An oasis in the middle of the city for over 80 years, the Montréal Botanical Garden is recognized as one of the largest and most beautiful in the world. Its rich collection of 22,000 plant species and cultivars, its 10 exhibition greenhouses, Tree House, and some 30 thematic gardens make the venue exceptional. Its cultural gardens, in particular, invite you to travel to places like China, Japan, and the First Nations through botanical traditions. Solitary meditation, romantic rendezvous, guided tours, family get-togethers—these are just a few of the many ways to sample the delights of the Garden.
With over 22,000 species planted in 30 gardens, ten greenhouses and an arboretum with 7,000 tree specimens that take up over half the space, the grounds are a sight for sore eyes. From the comely appeal of the rose gardens to the contemplative minimalism of the Japanese garden to the Chinese garden’s striking architecture, there’s a garden for every taste with flowers and trees from across the globe.
The gardens evolve from week to week. In May, the arboretum blooms with magnolias, followed by cherry trees, apples trees and then 200 varieties of lilacs imbue the air with their scent. Flowers get a head start with spring tulips in April, then hyacinths, and the alpine garden peaks mid-May. Late June features the first roses, water lilies and orchids are on display year-round in the greenhouses.
Arguably the most beautiful location in the city, the Montreal Botanical Garden’s ten indoor greenhouses are open year-round. Meanwhile, spring, summer and fall feature several outdoor theme gardens, including:
A place of contrast and harmony, this garden illustrates the age-old principles of the Chinese art of landscape design. The layout, the pavilions’ architecture, the water, and the selection of plants and minerals are all expressions of the dominant design principles of yin and yang. The design elements are laden with great metaphorical meaning; shapes and masses are used to achieve contrast and arouse emotion.

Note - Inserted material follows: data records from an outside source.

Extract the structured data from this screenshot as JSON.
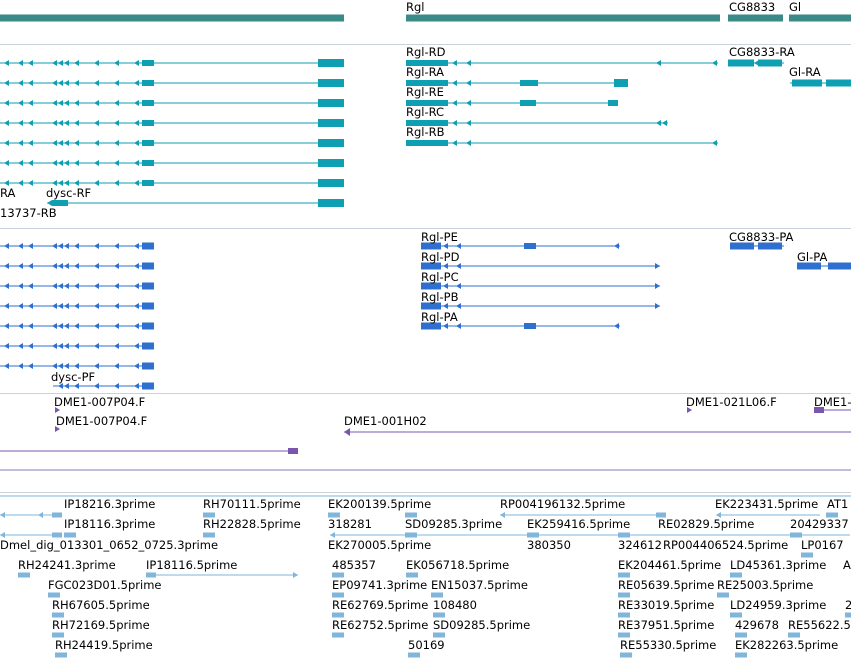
{
  "colors": {
    "gene": "#3a8a88",
    "transcript": "#0f9fb2",
    "protein": "#2f6fcf",
    "clone": "#7a56b0",
    "est": "#7fb6da",
    "separator": "#c8d2dc"
  },
  "gene_track": {
    "labels": {
      "rgl": "Rgl",
      "cg8833": "CG8833",
      "gl": "Gl"
    }
  },
  "transcript_track": {
    "labels": {
      "rgl_rd": "Rgl-RD",
      "rgl_ra": "Rgl-RA",
      "rgl_re": "Rgl-RE",
      "rgl_rc": "Rgl-RC",
      "rgl_rb": "Rgl-RB",
      "cg8833_ra": "CG8833-RA",
      "gl_ra": "Gl-RA",
      "ra_fragment": "RA",
      "dysc_rf": "dysc-RF",
      "cg13737_rb": "13737-RB"
    }
  },
  "protein_track": {
    "labels": {
      "rgl_pe": "Rgl-PE",
      "rgl_pd": "Rgl-PD",
      "rgl_pc": "Rgl-PC",
      "rgl_pb": "Rgl-PB",
      "rgl_pa": "Rgl-PA",
      "cg8833_pa": "CG8833-PA",
      "gl_pa": "Gl-PA",
      "dysc_pf": "dysc-PF"
    }
  },
  "clone_track": {
    "labels": {
      "c1": "DME1-007P04.F",
      "c2": "DME1-007P04.F",
      "c3": "DME1-001H02",
      "c4": "DME1-021L06.F",
      "c5": "DME1-"
    }
  },
  "est_track": {
    "labels": {
      "e01": "IP18216.3prime",
      "e02": "RH70111.5prime",
      "e03": "EK200139.5prime",
      "e04": "RP004196132.5prime",
      "e05": "EK223431.5prime",
      "e06": "AT1",
      "e07": "IP18116.3prime",
      "e08": "RH22828.5prime",
      "e09": "318281",
      "e10": "SD09285.3prime",
      "e11": "EK259416.5prime",
      "e12": "RE02829.5prime",
      "e13": "204293",
      "e14": "37",
      "e15": "Dmel_dig_013301_0652_0725.3prime",
      "e16": "EK270005.5prime",
      "e17": "380350",
      "e18": "324612",
      "e19": "RP004406524.5prime",
      "e20": "LP0167",
      "e21": "RH24241.3prime",
      "e22": "IP18116.5prime",
      "e23": "485357",
      "e24": "EK056718.5prime",
      "e25": "EK204461.5prime",
      "e26": "LD45361.3prime",
      "e27": "A",
      "e28": "FGC023D01.5prime",
      "e29": "EP09741.3prime",
      "e30": "EN15037.5prime",
      "e31": "RE05639.5prime",
      "e32": "RE25003.5prime",
      "e33": "RH67605.5prime",
      "e34": "RE62769.5prime",
      "e35": "108480",
      "e36": "RE33019.5prime",
      "e37": "LD24959.3prime",
      "e38": "2",
      "e39": "RH72169.5prime",
      "e40": "RE62752.5prime",
      "e41": "SD09285.5prime",
      "e42": "RE37951.5prime",
      "e43": "429678",
      "e44": "RE55622.5",
      "e45": "RH24419.5prime",
      "e46": "50169",
      "e47": "RE55330.5prime",
      "e48": "EK282263.5prime"
    }
  }
}
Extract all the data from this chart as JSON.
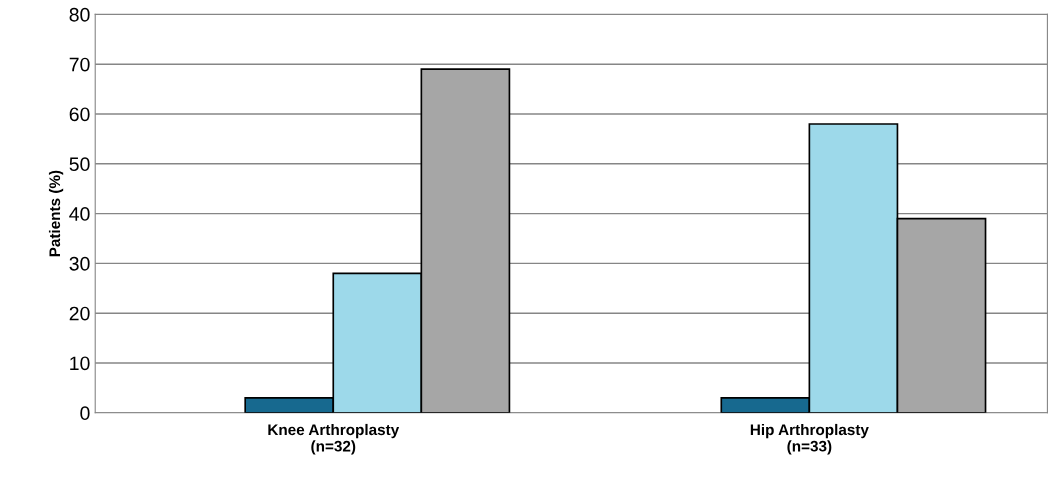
{
  "chart_data": {
    "type": "bar",
    "ylabel": "Patients (%)",
    "categories": [
      "Knee Arthroplasty\n(n=32)",
      "Hip Arthroplasty\n(n=33)"
    ],
    "series": [
      {
        "values": [
          null,
          null
        ]
      },
      {
        "color": "#17698f",
        "values": [
          3,
          3
        ]
      },
      {
        "color": "#9dd9ea",
        "values": [
          28,
          58
        ]
      },
      {
        "color": "#a6a6a6",
        "values": [
          69,
          39
        ]
      }
    ],
    "ylim": [
      0,
      80
    ],
    "yticks": [
      0,
      10,
      20,
      30,
      40,
      50,
      60,
      70,
      80
    ],
    "grid": "y",
    "legend": false
  }
}
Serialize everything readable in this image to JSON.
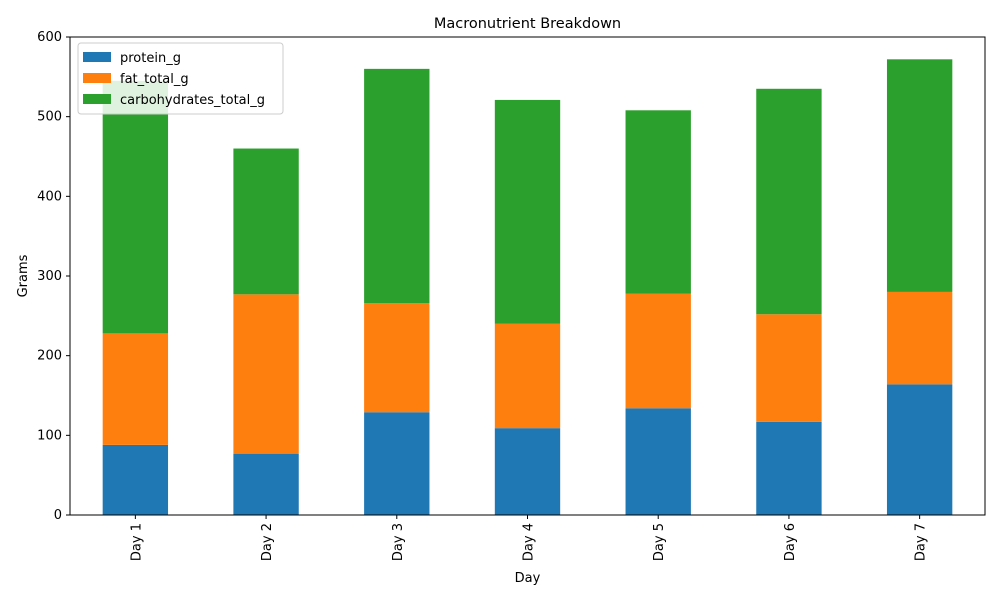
{
  "chart_data": {
    "type": "bar",
    "stacked": true,
    "title": "Macronutrient Breakdown",
    "xlabel": "Day",
    "ylabel": "Grams",
    "categories": [
      "Day 1",
      "Day 2",
      "Day 3",
      "Day 4",
      "Day 5",
      "Day 6",
      "Day 7"
    ],
    "ylim": [
      0,
      600
    ],
    "yticks": [
      0,
      100,
      200,
      300,
      400,
      500,
      600
    ],
    "grid": false,
    "legend_position": "top-left",
    "series": [
      {
        "name": "protein_g",
        "color": "#1f77b4",
        "values": [
          88,
          77,
          129,
          109,
          134,
          117,
          164
        ]
      },
      {
        "name": "fat_total_g",
        "color": "#ff7f0e",
        "values": [
          140,
          200,
          137,
          131,
          144,
          135,
          116
        ]
      },
      {
        "name": "carbohydrates_total_g",
        "color": "#2ca02c",
        "values": [
          317,
          183,
          294,
          281,
          230,
          283,
          292
        ]
      }
    ]
  }
}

All the elements of this garden are balanced to create a feeling of serenity. It’s a meditative place filled with symbolism. Each tree, each shrub, each stone has been carefully placed to create a harmonious whole. The pathways lead to a pond with a series of waterfalls and streams, where you can admire Koi carp swimming in the shallow water.
Under the foliage of tall trees, shade and semi-shade plants carpet the Shade Garden, whose winding paths invite visitors to linger in this quiet oasis. It offers a chance to discover an amazing variety of plants adapted to these lighting conditions – over 2,500 species and cultivars are represented here.
A succession of superb spring and summer blooms draws visitors to the Flowery Brook, situated next to the collection of lilacs. This garden, with its flowerbeds laid out in typical English style, unconstrained by symmetry or straight lines, contains some 600 species and cultivars of irises, including blue flag (Iris versicolor) – Quebec’s floral emblem – and close to 200 species and cultivars of peonies, 300 of daylilies and 100 of lilies.
Created in 1976, to mark the Olympic Games, the Montréal Botanical Garden’s Rose Garden is one of the largest in North America. It covers more than six hectares and features close to 10,000 rose bushes, representing more than 900 species and cultivars, laid out in about a hundred different beds.
Over half the total area of the Montréal Botanical Garden is devoted to the Arboretum and its impressive collections. A vast woodland in the heart of the city, the Arboretum has about 7,000 specimens of trees and shrubs divided into 50 collections. There are also various species native to Québec and many cultivars imported from all over the world.
First Nations garden
Created in honour of the First Nations people, this garden gives visitors the chance to rediscover the culture of America’s first inhabitants, and showcases their wisdom and traditions. It highlights not only Native knowledge, but also First Nations activities related to the plant world, from gathering food and medicinal plants to using wood and trees to make things and build and transport their homes, and growing plants, mainly corn, squash and beans.